Is programmable logic stuck in a niche? Or has it got a whole new future in the consumer market? Much of the first day of the Globalpress Summit Conference in San Francisco yesterday was devoted to the prospects for the sector.
Bryan Lewis, vice president for research at Gartner, pointed out that programmable logic outperformed the overall semiconductor market last year, with Altera growing 8.8 per cent; Xilinx growing 5.4 per cent, Lattice shrinking by 3.1 per cent and Actel growing by 11.2 per cent compared to an overall semiconductor market which shrank 4.1 per cent.
But how is programmable doing against ASIC? It's a metric which the programmable industry used for many years when programmables ate into the market share of ASICs remorselessly year by year.
No longer, it seems.
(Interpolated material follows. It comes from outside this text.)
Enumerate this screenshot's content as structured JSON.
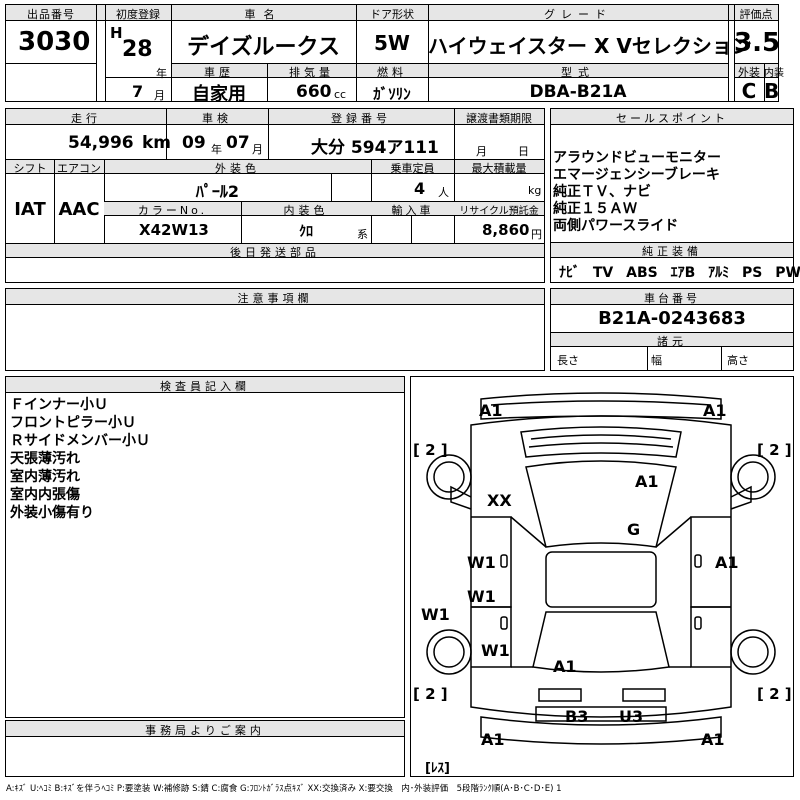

In 2007, ASICs grew 4.9 per cent while FPGA shrank 3.2 per cent, said Lewis, in 2008, ASICs shrank 2.7 per cent while FPGA grew 5.5 per cent and this year ASICs are expected to shrink 25.9 per cent while FPGA shrinks16.8 per cent.
It would have been much worse for FPGA, said Lewis, had it not been for the 3G roll-out in China.
Programmables remain a $3.6bn niche, while ASIC revenues are $24bn and ASSP revenues are $69bn.
John Daane, CEO of Altera, reckoned: "This year will see the ASIC market declining substantially because the consumer market is going down," adding that consumer represented half the ASIC market.
However Kapil Shankar, CEO of SiliconBlue, disagreed: "The consumer market is alive and well. Designs wins are going strong."
Shankar is hoping to get programmables back into ASIC-beating mode with a play in the consumer market where you need to be low-cost and low-power. SiliconBlue's SRAM-based FPGAs draw 20 microWatts and cost between $1 and $3, said Shankar.
However Shankar was bested by Rich Kapusta of Actel who pointed out that Actel's flash-based Igloo FPGAs draw only 2 microWatts and are the lowest powered FPGAs in the industry. "Our flash-based products grew 38 per cent last year", said Kapusta, "we are the ARM of the FPGA world. We design for low power."
If programmables are ever to get back on to their old track of eating away, year by year, at the ASIC market share it is, it seems, low power and low cost which will get them there, rather than the current fad for putting more fixed functionality into programmables and so narrowing the differentiation between an ASIC and an FPGA.